3. REVISÃO BIBLIOGRÁFICA

3.3 A noção de escala (espacial e temporal) e o conceito de sistema

A leitura das obras mencionadas, na primeira parte deste capítulo, mostrou que a capacidade da cidade modificar as características da camada de ar que a envolve e interpenetra constitui-se num fato. Por outro lado, é outra questão se essas modificações constituem-se num problema a ponto de interferir na organização do homem nesse espaço. Daí a necessidade de tentar compreender o clima à luz dos dados levantados em campo e com o auxílio de ferramentas teóricas associadas aos conceitos de escala (espacial e temporal) e sistema, enquanto modelo de organização complexa.

Fundamentalmente, uma bacia hidrográfica é um sistema.

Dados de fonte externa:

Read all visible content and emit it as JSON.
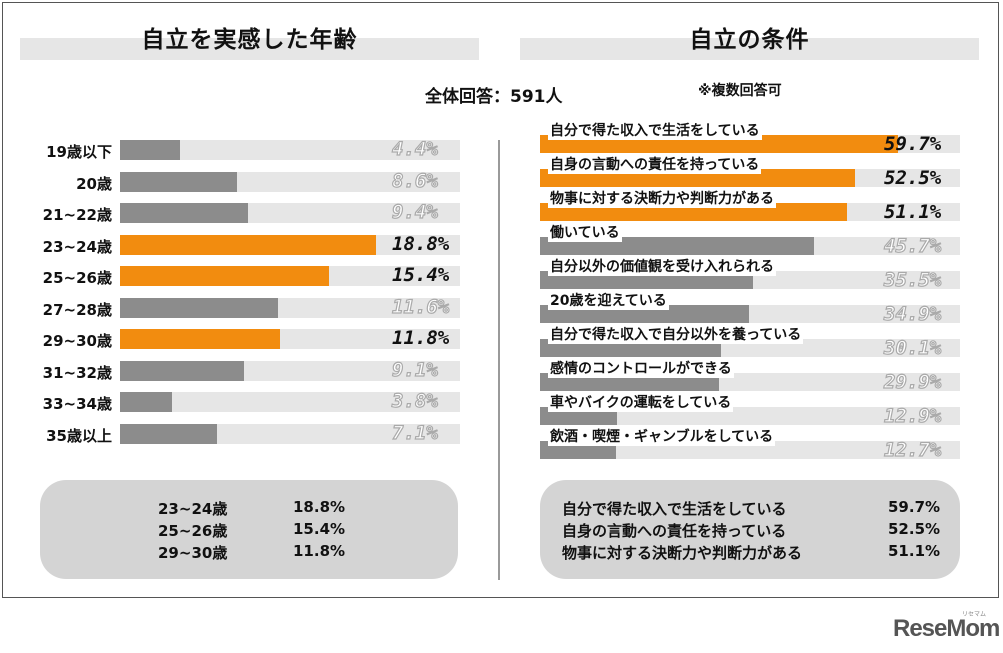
{
  "titles": {
    "left": "自立を実感した年齢",
    "right": "自立の条件"
  },
  "total_note": "全体回答：591人",
  "multi_note": "※複数回答可",
  "colors": {
    "highlight": "#f28c0f",
    "normal": "#8c8c8c",
    "track": "#e6e6e6"
  },
  "chart_data": [
    {
      "type": "bar",
      "title": "自立を実感した年齢",
      "orientation": "horizontal",
      "xlim": [
        0,
        25
      ],
      "categories": [
        "19歳以下",
        "20歳",
        "21~22歳",
        "23~24歳",
        "25~26歳",
        "27~28歳",
        "29~30歳",
        "31~32歳",
        "33~34歳",
        "35歳以上"
      ],
      "values": [
        4.4,
        8.6,
        9.4,
        18.8,
        15.4,
        11.6,
        11.8,
        9.1,
        3.8,
        7.1
      ],
      "labels": [
        "4.4%",
        "8.6%",
        "9.4%",
        "18.8%",
        "15.4%",
        "11.6%",
        "11.8%",
        "9.1%",
        "3.8%",
        "7.1%"
      ],
      "highlighted": [
        false,
        false,
        false,
        true,
        true,
        false,
        true,
        false,
        false,
        false
      ]
    },
    {
      "type": "bar",
      "title": "自立の条件",
      "orientation": "horizontal",
      "xlim": [
        0,
        70
      ],
      "categories": [
        "自分で得た収入で生活をしている",
        "自身の言動への責任を持っている",
        "物事に対する決断力や判断力がある",
        "働いている",
        "自分以外の価値観を受け入れられる",
        "20歳を迎えている",
        "自分で得た収入で自分以外を養っている",
        "感情のコントロールができる",
        "車やバイクの運転をしている",
        "飲酒・喫煙・ギャンブルをしている"
      ],
      "values": [
        59.7,
        52.5,
        51.1,
        45.7,
        35.5,
        34.9,
        30.1,
        29.9,
        12.9,
        12.7
      ],
      "labels": [
        "59.7%",
        "52.5%",
        "51.1%",
        "45.7%",
        "35.5%",
        "34.9%",
        "30.1%",
        "29.9%",
        "12.9%",
        "12.7%"
      ],
      "highlighted": [
        true,
        true,
        true,
        false,
        false,
        false,
        false,
        false,
        false,
        false
      ]
    }
  ],
  "summary_left": [
    {
      "label": "23~24歳",
      "value": "18.8%"
    },
    {
      "label": "25~26歳",
      "value": "15.4%"
    },
    {
      "label": "29~30歳",
      "value": "11.8%"
    }
  ],
  "summary_right": [
    {
      "label": "自分で得た収入で生活をしている",
      "value": "59.7%"
    },
    {
      "label": "自身の言動への責任を持っている",
      "value": "52.5%"
    },
    {
      "label": "物事に対する決断力や判断力がある",
      "value": "51.1%"
    }
  ],
  "logo": {
    "name": "ReseMom",
    "kana": "リセマム"
  }
}
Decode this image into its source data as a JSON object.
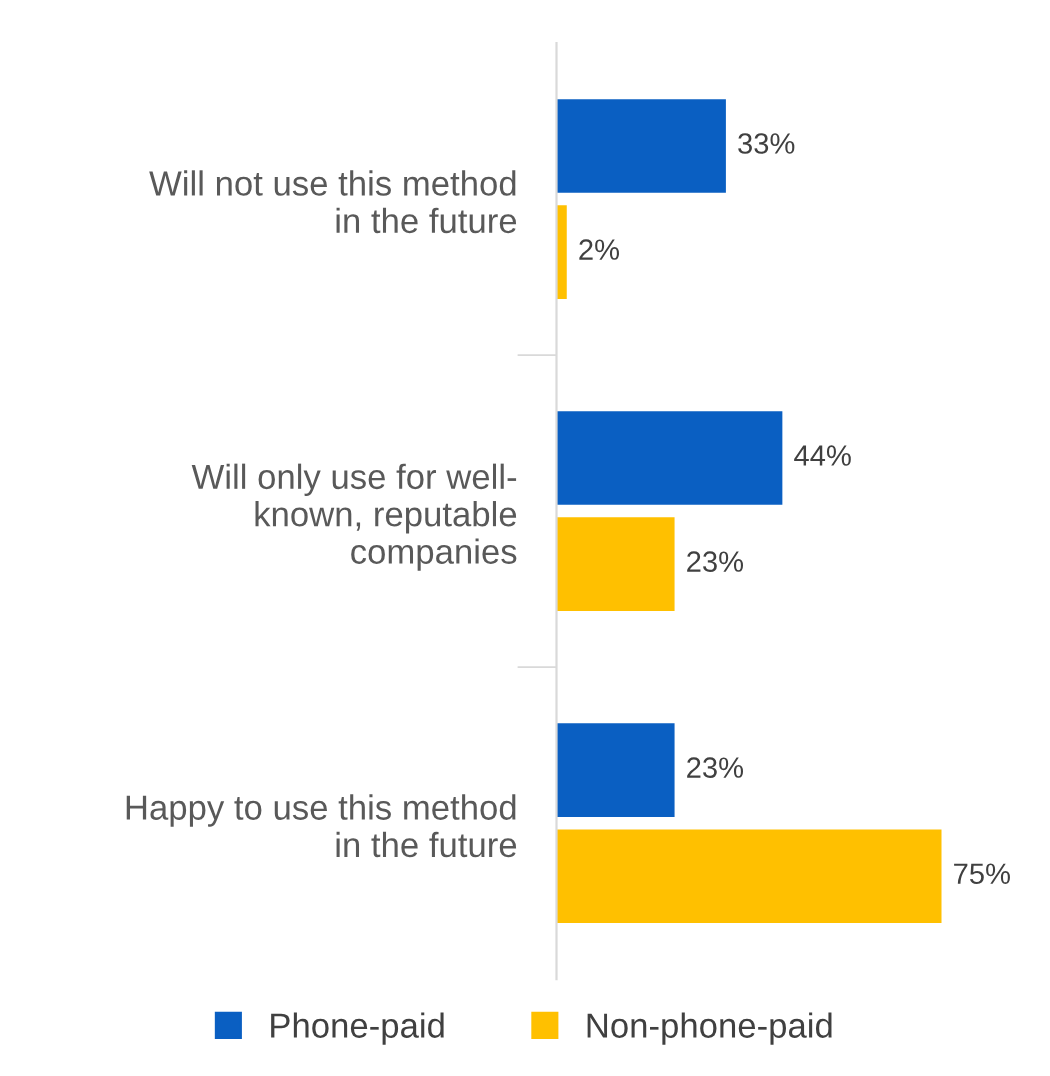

Guerra (1993, p.48) a definiu como [...] “um conjunto de terras drenadas por um rio principal e seus afluentes”. Chama este autor, ainda, a atenção para os aspectos ligados à hierarquia das bacias (bacias principais, secundárias e terciárias) e o dinamismo dos processos erosivos, ligado às “modificações que ocorrem nas linhas divisoras de água sob o efeito dos agentes erosivos, alargando ou diminuindo a área da bacia”.

Coelho Neto (1995, p.95), assinala que

[...] As rotas preferenciais dos fluxos superficiais ou subsuperficiais definem os mecanismos erosivo-deposicionais preponderantes e resultam da interação dos diversos fatores bióticos (flora e fauna), abióticos (clima, rocha, solo e posição topográfica) e antrópicos (uso do solo), que compõem o respectivo ambiente de drenagem. Alterações na composição desses fatores podem induzir a modificações significativas na dinâmica espaço temporal dos processos hidrológicos atuantes nas encostas e, conseqüentemente, no trabalho geomorfológico [...]

Ressalta, ainda, a natureza interdisciplinar dos estudos hidrológicos diante da [...] “necessidade de buscar as bases para a previsão não apenas dos processos hidrológicos, mas também de outros fenômenos associados, como, por exemplo, a ciclagem de nutrientes, estabilidade de encostas e qualidade da água” [...].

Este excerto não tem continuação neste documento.